As a piece of advice from the future: It is almost always worth the effort to complete the migration by killing the snowflake and using the old way or by migrating everyone to the new way.
New vs Old
Most of the time when a great new way of doing things is discovered at Vendasta people get excited about the new way and become evangelists. They tend to push for others to join them and the migration progresses to the third step. This means that you no longer have a snowflake and both methods tend to be well understood. It is at this point that victory is often declared prematurely. People often forget to migrate “legacy” or “niche” projects. The thought is that the more active projects benefit from the new way and that is good enough. As per usual the truth is more complicated.
The problem is that as long as there are two ways to do things there is a 2x training overhead and there are now two different libraries or processes that need to be maintained and/or patched. When the library, process, or API is internally maintained this means that the maintaining team needs to dilute their focus between multiple active versions.
The Land of the Forgotten
In the case when all clients are migrated, people tend to dust off their hands and declare it a “job well done”. Again, this premature victory declaration means that value is left on the table. Oftentimes this means that dead-code is not deleted, resources are not freed up, documentation is not deleted or updated, and dependencies are often not removed. Excess dependencies slow build times, excess code slows all development activities and training, out of date documentation causes all kinds of issues, and finally, excess resources cost time & money.

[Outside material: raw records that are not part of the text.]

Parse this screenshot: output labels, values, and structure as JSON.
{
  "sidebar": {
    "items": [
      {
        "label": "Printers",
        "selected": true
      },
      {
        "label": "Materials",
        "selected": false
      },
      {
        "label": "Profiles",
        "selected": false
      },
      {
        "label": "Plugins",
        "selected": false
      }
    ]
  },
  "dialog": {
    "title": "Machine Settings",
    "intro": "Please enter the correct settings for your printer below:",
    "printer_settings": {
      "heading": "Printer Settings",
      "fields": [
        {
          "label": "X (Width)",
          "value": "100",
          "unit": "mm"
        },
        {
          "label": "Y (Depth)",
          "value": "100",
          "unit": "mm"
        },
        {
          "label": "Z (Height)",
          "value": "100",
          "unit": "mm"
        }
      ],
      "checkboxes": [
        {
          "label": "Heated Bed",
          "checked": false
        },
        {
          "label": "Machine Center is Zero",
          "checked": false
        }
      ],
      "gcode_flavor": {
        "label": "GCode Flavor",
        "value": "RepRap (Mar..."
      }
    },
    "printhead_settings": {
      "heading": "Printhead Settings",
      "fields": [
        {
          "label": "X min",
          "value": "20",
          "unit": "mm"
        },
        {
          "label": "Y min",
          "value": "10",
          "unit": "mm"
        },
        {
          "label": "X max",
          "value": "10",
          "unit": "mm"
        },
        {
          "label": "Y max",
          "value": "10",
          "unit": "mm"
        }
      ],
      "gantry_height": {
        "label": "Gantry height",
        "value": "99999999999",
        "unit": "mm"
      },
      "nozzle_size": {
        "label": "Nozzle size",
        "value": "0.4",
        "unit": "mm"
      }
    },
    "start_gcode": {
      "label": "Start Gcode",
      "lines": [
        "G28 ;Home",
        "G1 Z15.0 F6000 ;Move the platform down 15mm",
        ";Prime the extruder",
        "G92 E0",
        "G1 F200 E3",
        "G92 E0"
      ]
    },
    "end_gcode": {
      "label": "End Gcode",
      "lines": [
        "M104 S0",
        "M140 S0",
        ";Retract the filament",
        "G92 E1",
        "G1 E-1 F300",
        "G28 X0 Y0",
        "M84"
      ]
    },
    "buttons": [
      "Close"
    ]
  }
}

This is definitely the least harmful of the cases but as your company and code grow its impact also grows. It is also particularly problematic because it is largely invisible to developers despite the fact it makes the code harder to follow, organize, and update.
Many types of migrations
The infrastructure group found itself the owner of a variety of the above types of incomplete migrations. Here are a few examples:
- Multiple active DNS providers from when we had migrated our DNS to Google Cloud DNS from Amazon Route53.
- Multiple actively supported major versions of client libraries for internal services.

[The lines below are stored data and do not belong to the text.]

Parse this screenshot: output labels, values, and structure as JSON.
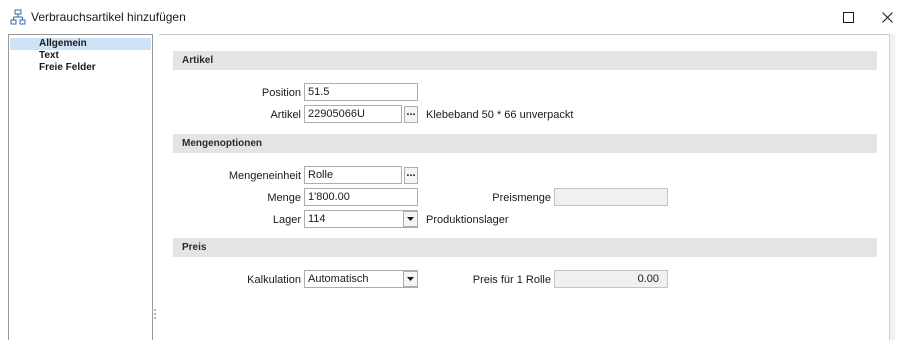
{
  "window": {
    "title": "Verbrauchsartikel hinzufügen",
    "icons": {
      "app": "hierarchy-icon",
      "maximize": "maximize-icon",
      "close": "close-icon"
    }
  },
  "nav": {
    "items": [
      {
        "label": "Allgemein",
        "selected": true
      },
      {
        "label": "Text",
        "selected": false
      },
      {
        "label": "Freie Felder",
        "selected": false
      }
    ],
    "selected_color": "#cfe3f8"
  },
  "sections": {
    "artikel": "Artikel",
    "mengenoptionen": "Mengenoptionen",
    "preis": "Preis"
  },
  "artikel": {
    "position_label": "Position",
    "position_value": "51.5",
    "artikel_label": "Artikel",
    "artikel_value": "22905066U",
    "browse_label": "...",
    "artikel_description": "Klebeband 50 * 66 unverpackt"
  },
  "mengenoptionen": {
    "mengeneinheit_label": "Mengeneinheit",
    "mengeneinheit_value": "Rolle",
    "browse_label": "...",
    "menge_label": "Menge",
    "menge_value": "1'800.00",
    "preismenge_label": "Preismenge",
    "preismenge_value": "",
    "lager_label": "Lager",
    "lager_value": "114",
    "lager_description": "Produktionslager"
  },
  "preis": {
    "kalkulation_label": "Kalkulation",
    "kalkulation_value": "Automatisch",
    "preis_label": "Preis für 1 Rolle",
    "preis_value": "0.00"
  },
  "colors": {
    "section_bg": "#e4e4e4",
    "readonly_bg": "#f0f0f0",
    "border": "#adadad"
  }
}
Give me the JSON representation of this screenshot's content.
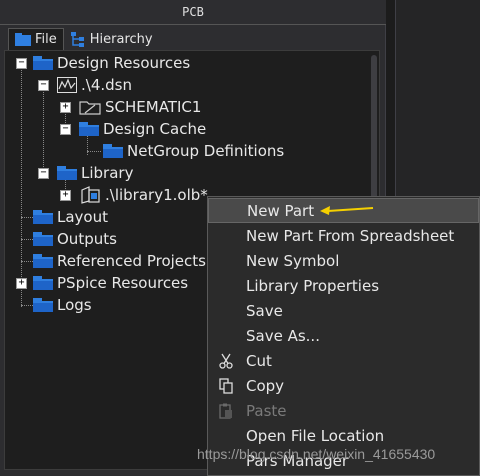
{
  "panel": {
    "title": "PCB"
  },
  "tabs": [
    {
      "label": "File",
      "icon": "folder-icon",
      "active": true
    },
    {
      "label": "Hierarchy",
      "icon": "hierarchy-icon",
      "active": false
    }
  ],
  "tree": {
    "design_resources": "Design Resources",
    "dsn": ".\\4.dsn",
    "schematic": "SCHEMATIC1",
    "design_cache": "Design Cache",
    "netgroup": "NetGroup Definitions",
    "library": "Library",
    "library_olb": ".\\library1.olb*",
    "layout": "Layout",
    "outputs": "Outputs",
    "referenced": "Referenced Projects",
    "pspice": "PSpice Resources",
    "logs": "Logs"
  },
  "context_menu": {
    "items": [
      {
        "label": "New Part",
        "highlighted": true
      },
      {
        "label": "New Part From Spreadsheet"
      },
      {
        "label": "New Symbol"
      },
      {
        "label": "Library Properties"
      },
      {
        "label": "Save"
      },
      {
        "label": "Save As..."
      },
      {
        "label": "Cut",
        "icon": "scissors-icon"
      },
      {
        "label": "Copy",
        "icon": "copy-icon"
      },
      {
        "label": "Paste",
        "icon": "paste-icon",
        "disabled": true
      },
      {
        "label": "Open File Location"
      },
      {
        "label": "Pars Manager"
      }
    ]
  },
  "watermark": "https://blog.csdn.net/weixin_41655430",
  "colors": {
    "folder": "#2f7fe0",
    "arrow": "#f5d000",
    "highlight": "#4a4a4a"
  }
}
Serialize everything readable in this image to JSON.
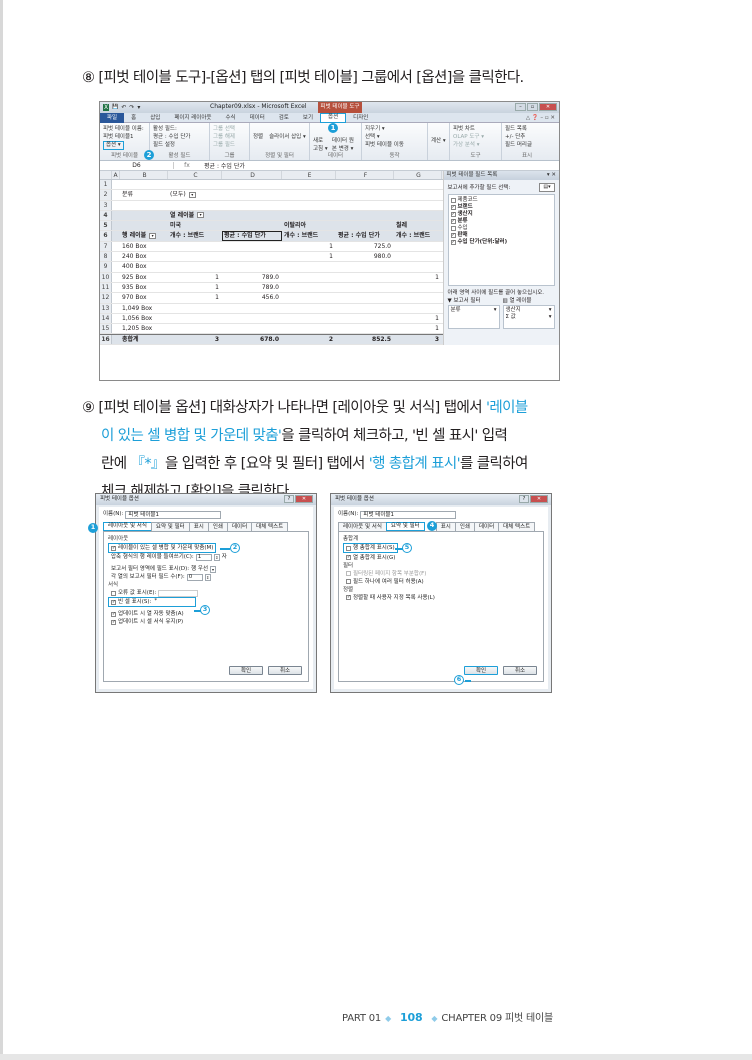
{
  "step8": {
    "number": "⑧",
    "text": "[피벗 테이블 도구]-[옵션] 탭의 [피벗 테이블] 그룹에서 [옵션]을 클릭한다."
  },
  "excel": {
    "quick_access": [
      "X",
      "💾",
      "↶",
      "↷",
      "▾"
    ],
    "window_title": "Chapter09.xlsx - Microsoft Excel",
    "context_tab": "피벗 테이블 도구",
    "window_controls": [
      "–",
      "▫",
      "✕"
    ],
    "tabs": [
      "파일",
      "홈",
      "삽입",
      "페이지 레이아웃",
      "수식",
      "데이터",
      "검토",
      "보기",
      "옵션",
      "디자인"
    ],
    "active_tab": "옵션",
    "ribbon": {
      "pivot_table": {
        "name_label": "피벗 테이블 이름:",
        "name_value": "피벗 테이블1",
        "options_button": "옵션 ▾",
        "group_label": "피벗 테이블"
      },
      "active_field": {
        "label": "활성 필드:",
        "value": "평균 : 수입 단가",
        "settings": "필드 설정",
        "group_label": "활성 필드"
      },
      "group": {
        "items": [
          "그룹 선택",
          "그룹 해제",
          "그룹 필드"
        ],
        "group_label": "그룹"
      },
      "sort_filter": {
        "items": [
          "정렬",
          "슬라이서 삽입 ▾"
        ],
        "group_label": "정렬 및 필터"
      },
      "data": {
        "items": [
          "새로 고침 ▾",
          "데이터 원본 변경 ▾"
        ],
        "group_label": "데이터"
      },
      "actions": {
        "items": [
          "지우기 ▾",
          "선택 ▾",
          "피벗 테이블 이동"
        ],
        "group_label": "동작"
      },
      "calc": {
        "label": "계산 ▾"
      },
      "tools": {
        "items": [
          "피벗 차트",
          "OLAP 도구 ▾",
          "가상 분석 ▾"
        ],
        "group_label": "도구"
      },
      "show": {
        "items": [
          "필드 목록",
          "+/- 단추",
          "필드 머리글"
        ],
        "group_label": "표시"
      }
    },
    "formula_bar": {
      "name_box": "D6",
      "fx": "fx",
      "value": "평균 : 수입 단가"
    },
    "columns": [
      "A",
      "B",
      "C",
      "D",
      "E",
      "F",
      "G"
    ],
    "rows": [
      {
        "n": "1",
        "B": "",
        "C": "",
        "D": "",
        "E": "",
        "F": "",
        "G": ""
      },
      {
        "n": "2",
        "B": "분류",
        "C": "(모두)",
        "D": "",
        "E": "",
        "F": "",
        "G": ""
      },
      {
        "n": "3",
        "B": "",
        "C": "",
        "D": "",
        "E": "",
        "F": "",
        "G": ""
      },
      {
        "n": "4",
        "B": "",
        "C": "열 레이블",
        "D": "",
        "E": "",
        "F": "",
        "G": ""
      },
      {
        "n": "5",
        "B": "",
        "C": "미국",
        "D": "",
        "E": "이탈리아",
        "F": "",
        "G": "칠레"
      },
      {
        "n": "6",
        "B": "행 레이블",
        "C": "개수 : 브랜드",
        "D": "평균 : 수입 단가",
        "E": "개수 : 브랜드",
        "F": "평균 : 수입 단가",
        "G": "개수 : 브랜드"
      },
      {
        "n": "7",
        "B": "160 Box",
        "C": "",
        "D": "",
        "E": "1",
        "F": "725.0",
        "G": ""
      },
      {
        "n": "8",
        "B": "240 Box",
        "C": "",
        "D": "",
        "E": "1",
        "F": "980.0",
        "G": ""
      },
      {
        "n": "9",
        "B": "400 Box",
        "C": "",
        "D": "",
        "E": "",
        "F": "",
        "G": ""
      },
      {
        "n": "10",
        "B": "925 Box",
        "C": "1",
        "D": "789.0",
        "E": "",
        "F": "",
        "G": "1"
      },
      {
        "n": "11",
        "B": "935 Box",
        "C": "1",
        "D": "789.0",
        "E": "",
        "F": "",
        "G": ""
      },
      {
        "n": "12",
        "B": "970 Box",
        "C": "1",
        "D": "456.0",
        "E": "",
        "F": "",
        "G": ""
      },
      {
        "n": "13",
        "B": "1,049 Box",
        "C": "",
        "D": "",
        "E": "",
        "F": "",
        "G": ""
      },
      {
        "n": "14",
        "B": "1,056 Box",
        "C": "",
        "D": "",
        "E": "",
        "F": "",
        "G": "1"
      },
      {
        "n": "15",
        "B": "1,205 Box",
        "C": "",
        "D": "",
        "E": "",
        "F": "",
        "G": "1"
      },
      {
        "n": "16",
        "B": "총합계",
        "C": "3",
        "D": "678.0",
        "E": "2",
        "F": "852.5",
        "G": "3"
      }
    ],
    "field_list": {
      "title": "피벗 테이블 필드 목록",
      "choose_label": "보고서에 추가할 필드 선택:",
      "fields": [
        {
          "label": "제품코드",
          "checked": false
        },
        {
          "label": "브랜드",
          "checked": true
        },
        {
          "label": "생산지",
          "checked": true
        },
        {
          "label": "분류",
          "checked": true
        },
        {
          "label": "수입",
          "checked": false
        },
        {
          "label": "판매",
          "checked": true
        },
        {
          "label": "수입 단가(단위:달러)",
          "checked": true
        }
      ],
      "drag_note": "아래 영역 사이에 필드를 끌어 놓으십시오.",
      "report_filter_label": "보고서 필터",
      "report_filter_items": [
        "분류"
      ],
      "column_labels_label": "열 레이블",
      "column_labels_items": [
        "생산지",
        "Σ 값"
      ]
    }
  },
  "step9": {
    "number": "⑨",
    "line1_a": "[피벗 테이블 옵션] 대화상자가 나타나면 [레이아웃 및 서식] 탭에서 ",
    "line1_hl": "'레이블",
    "line2_hl": "이 있는 셀 병합 및 가운데 맞춤'",
    "line2_b": "을 클릭하여 체크하고, '빈 셀 표시' 입력",
    "line3_a": "란에 ",
    "line3_hl1": "『*』",
    "line3_b": "을 입력한 후 [요약 및 필터] 탭에서 ",
    "line3_hl2": "'행 총합계 표시'",
    "line3_c": "를 클릭하여",
    "line4": "체크 해제하고 [확인]을 클릭한다."
  },
  "dialog_layout": {
    "title": "피벗 테이블 옵션",
    "name_label": "이름(N):",
    "name_value": "피벗 테이블1",
    "tabs": [
      "레이아웃 및 서식",
      "요약 및 필터",
      "표시",
      "인쇄",
      "데이터",
      "대체 텍스트"
    ],
    "active_tab": "레이아웃 및 서식",
    "layout_section": "레이아웃",
    "merge_label": "레이블이 있는 셀 병합 및 가운데 맞춤(M)",
    "merge_checked": true,
    "indent_label": "압축 형식의 행 레이블 들여쓰기(C):",
    "indent_value": "1",
    "indent_unit": "자",
    "filter_area_label": "보고서 필터 영역에 필드 표시(D):",
    "filter_area_value": "행 우선",
    "filter_fields_label": "각 열의 보고서 필터 필드 수(F):",
    "filter_fields_value": "0",
    "format_section": "서식",
    "error_label": "오류 값 표시(E):",
    "error_checked": false,
    "empty_label": "빈 셀 표시(S):",
    "empty_checked": true,
    "empty_value": "*",
    "autofit_label": "업데이트 시 열 자동 맞춤(A)",
    "autofit_checked": true,
    "preserve_label": "업데이트 시 셀 서식 유지(P)",
    "preserve_checked": true,
    "ok": "확인",
    "cancel": "취소",
    "badges": [
      "1",
      "2",
      "3"
    ]
  },
  "dialog_summary": {
    "title": "피벗 테이블 옵션",
    "name_label": "이름(N):",
    "name_value": "피벗 테이블1",
    "tabs": [
      "레이아웃 및 서식",
      "요약 및 필터",
      "표시",
      "인쇄",
      "데이터",
      "대체 텍스트"
    ],
    "active_tab": "요약 및 필터",
    "totals_section": "총합계",
    "row_totals_label": "행 총합계 표시(S)",
    "row_totals_checked": false,
    "col_totals_label": "열 총합계 표시(G)",
    "col_totals_checked": true,
    "filter_section": "필터",
    "subtotal_filtered_label": "필터링된 페이지 항목 부분합(F)",
    "subtotal_filtered_checked": false,
    "multi_filter_label": "필드 하나에 여러 필터 허용(A)",
    "multi_filter_checked": false,
    "sort_section": "정렬",
    "custom_list_label": "정렬할 때 사용자 지정 목록 사용(L)",
    "custom_list_checked": true,
    "ok": "확인",
    "cancel": "취소",
    "badges": [
      "4",
      "5",
      "6"
    ]
  },
  "footer": {
    "part": "PART 01",
    "page": "108",
    "chapter": "CHAPTER 09 피벗 테이블"
  },
  "colors": {
    "accent": "#1d9fd8",
    "context_tab": "#b6503c",
    "file_tab": "#2a579a"
  }
}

- Projects using our proprietary golang workflow engine instead of the newly minted open source Cadence project.
The result of these incomplete migrations was that our team was supporting projects that had been made obsolete by open source alternatives, supporting multiple versions of internal libraries, and supporting non-differentiated infrastructure on multiple clouds! These were the causes of drag on our velocity that the team had become keenly aware of as it’s magnitude had grown over the years.
So what did we learn?
The first thing we learned is that mIgrations take a variety of paths and require different approaches. That’s a topic unto itself, so I’ll save that for another time. The real question is whether things improved? Did we recover some of the velocity that we’d lost?
This migration effort started in earnest partway through Q2 and here we are 50% of the way through Q3. The change is remarkable. We’ve been able to sunset (ie. delete) multiple codebases, eliminate multiple legacy APIs and technologies, and the team has seen a reduction in the number of parallel streams of work. No doubt it was a big undertaking, but the general consensus is that it was a positive change and we are looking forward to sharing our approach and processes with the rest of the organization so more people can take back their velocity!